El diputado local Javier Cruz Jaramillo denunció que esta situación no es nueva, sino que lleva más de cuatro décadas sin solución de fondo; señaló que la infraestructura eléctrica de la región -cableado, transformadores y postes- se encuentra obsoleta y cada vez que se reconecta el servicio únicamente se hacen reparaciones temporales que no resuelven la raíz del problema.
Entre los municipios más afectados se encuentran Villa de Allende, Villa Victoria, Sultepec y Luvianos, donde los apagones pueden alcanzar los 15 días consecutivos, en otras comunidades, como Valle de Bravo, Amanalco, Donato Guerra, Ixtapan del Oro, Otzoloapan, Santo Tomás, Temascaltepec y Zacazonapan, los cortes duran entre tres y cinco días, tiempo suficiente para paralizar actividades esenciales como la operación de pozos de agua o el funcionamiento de escuelas.
Se estima que más de 922 mil habitantes padecen esta problemática recurrente, una cifra que equivale a la población total de estados como Campeche o Baja California Sur, el legislador anunció que se integrará un expediente con documentación técnica sobre la duración de los cortes, las comunidades afectadas y las fallas en la red eléctrica, el cual será entregado a la Cámara de Diputados Federal, al Senado y a la presidencia de la República, con el objetivo de exigir una inversión real en la zona.

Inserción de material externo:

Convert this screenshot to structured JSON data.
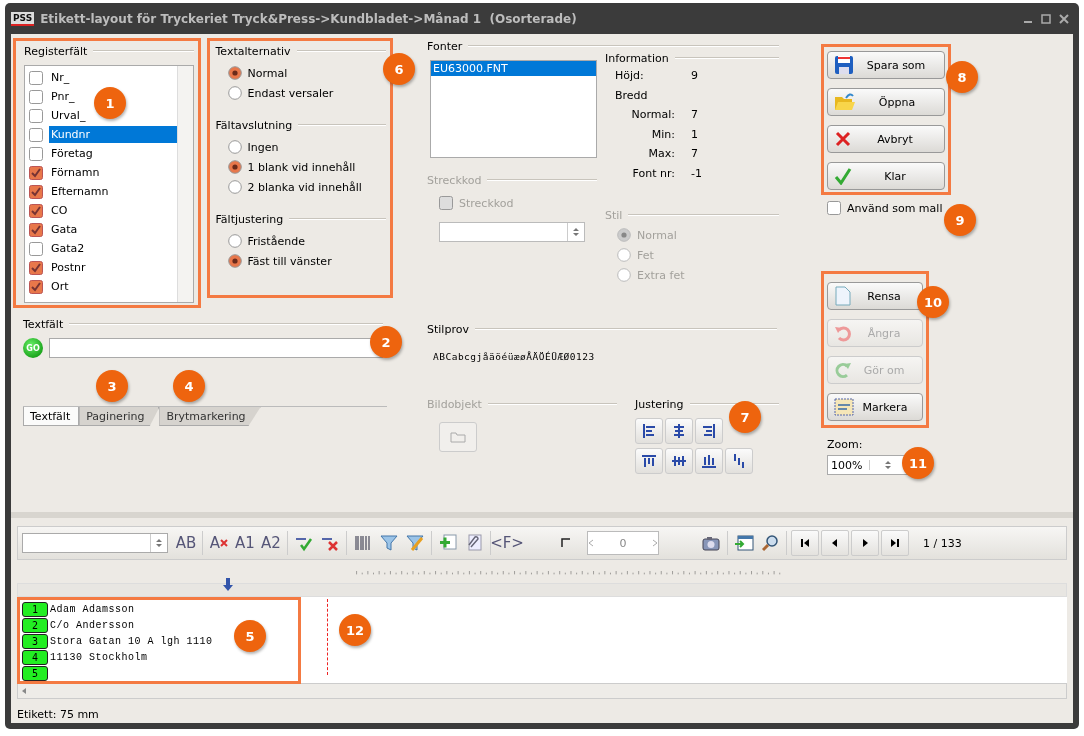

La falta de electricidad también impacta en la economía regional: productos perecederos se echan a perder, negocios deben detener actividades y muchas familias quedan incomunicadas, a este rezago se suma el deterioro de caminos y carreteras, lo que refuerza la percepción de abandono hacia esta región mexiquense.
Cruz Jaramillo hizo un llamado a las autoridades estatales y federales para atender de manera prioritaria estos rezagos, pues no se trata solo de restablecer la energía, sino de garantizar condiciones mínimas de desarrollo para miles de familias del sur del Estado de México.